Other countries held strong sales potential for GM seeds and chemical products that kill weeds and pests, Hardeep Grewal, Syngenta's head of corn marketing for the Asia-Pacific, said in a separate interview in Singapore.
"My belief is that over the next 3 to 5 years, you will see the use of GM technology fairly widespread with small-scale growers in the Asia-Pacific," Grewal said.
And China held huge promise.
China over the next 15 years needed about 80 million to 100 million tonnes of additional corn production a year, he said.
"In order to meet that requirement, yields in China have to go up by about 2 to 3 tonnes per hectare. It's quite a challenge. It means yields have to go up 50 to 60 percent."

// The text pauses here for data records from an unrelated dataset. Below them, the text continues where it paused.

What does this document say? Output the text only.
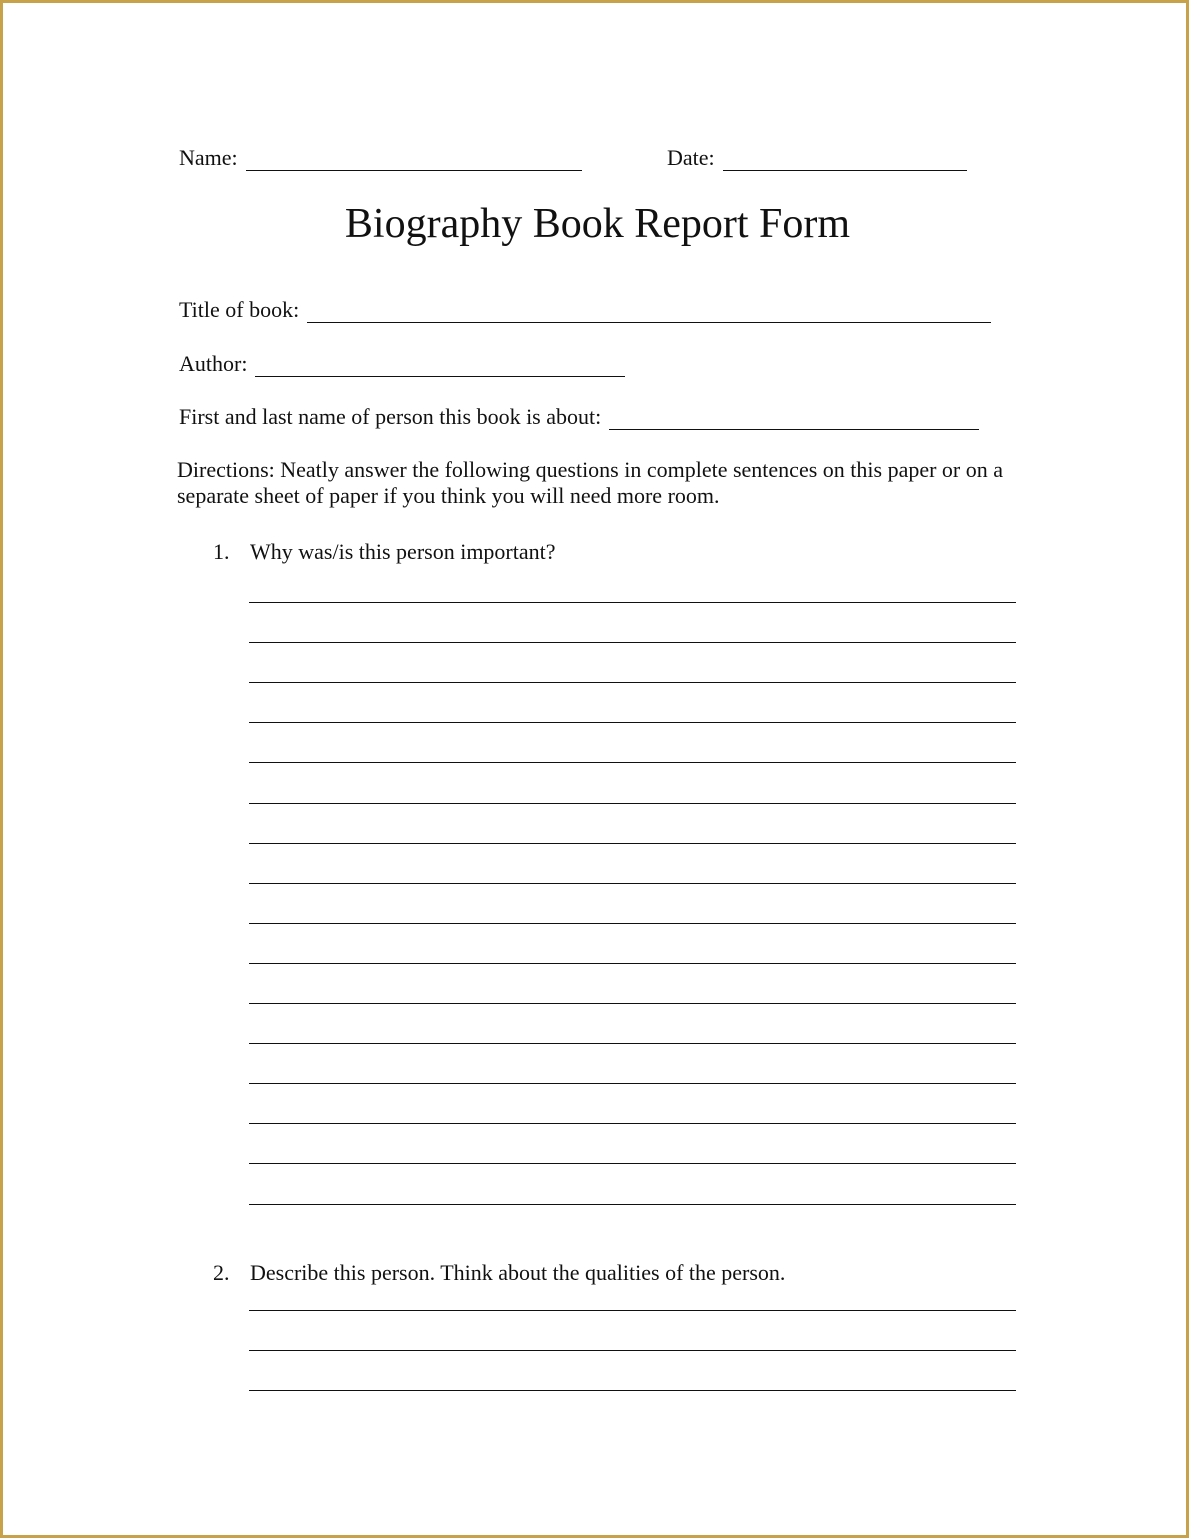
Name:	Date:
Biography Book Report Form
Title of book:
Author:
First and last name of person this book is about:
Directions: Neatly answer the following questions in complete sentences on this paper or on a separate sheet of paper if you think you will need more room.
1. Why was/is this person important?
2. Describe this person. Think about the qualities of the person.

Yields are currently about 5 tonnes per hectare.
China is expected to produce 198.7 million tonnes of corn in 2011/12, up from 183.5 million tonnes a year ago, according to the U.S. Department of Agriculture data.
Benchmark U.S. corn futures Cc1 have climbed 5 percent from a three-month low of $5.99-1/2 a bushel, driven by China's purchases and tight old-crop corn supplies, expected to shrink to the lowest in 16 years by the end of summer.
China, which has emerged as a buyer in the past few years, has already bought more than 4 million tonnes of U.S. corn this season and has been trying to widen its sources of supply with an agreement to buy Argentine corn signed in February.
Rapid growth
Vietnam, one of the world's fastest growing feed grain markets, was on track to give Syngenta approval for GM corn by the end of 2013, with yield increases of up to 40 percent possible, Pisk said.
After Vietnam's expected approval, Pakistan, India and Indonesia were likely to be next.
"Pakistan have already given the cultivation approvals. Now it has to go through the environment and food safety approvals. So they are pretty well advanced," Grewal said.
"So I would say Pakistan, and then Indonesia and India probably around the same time-frame, 2014 to 2015."
Grewal said the rapid adoption of GM corn in the Philippines over the past 7 years and hybrid corn in Vietnam showed the potential of the market.
"Vietnam is a really exciting story for corn. Only 10 years ago, not much corn was grown there," he said. "In a decade, the use of hybrid corn in Vietnam has gone to 100 percent. And farmers' yields moved from 2 tonnes to 5 tonnes per hectare with the switch."
In the Philippines, corn plantings totalled about 2.5 million hectares, with about half planted to hybrid corn.
"Small-scale farmers are very quick to adopt our technology. So the Philippines has gone from very little GM to almost 100 percent GM corn. We believe the same will happen in China."
Pisk said the company was ready to ramp up investment in Indonesia, the fourth most populous nation.
"We would expect GM acceptance there within the next 3 to 4 years and we're planning for that. So we're ready to invest aggressively in the Indonesian market as opportunities come up."
Indonesia is likely to produce 8.7 million tonnes of corn in 2011/12, up from 6.8 million tonnes a year ago. It is likely to consume 10 million tonnes during the year.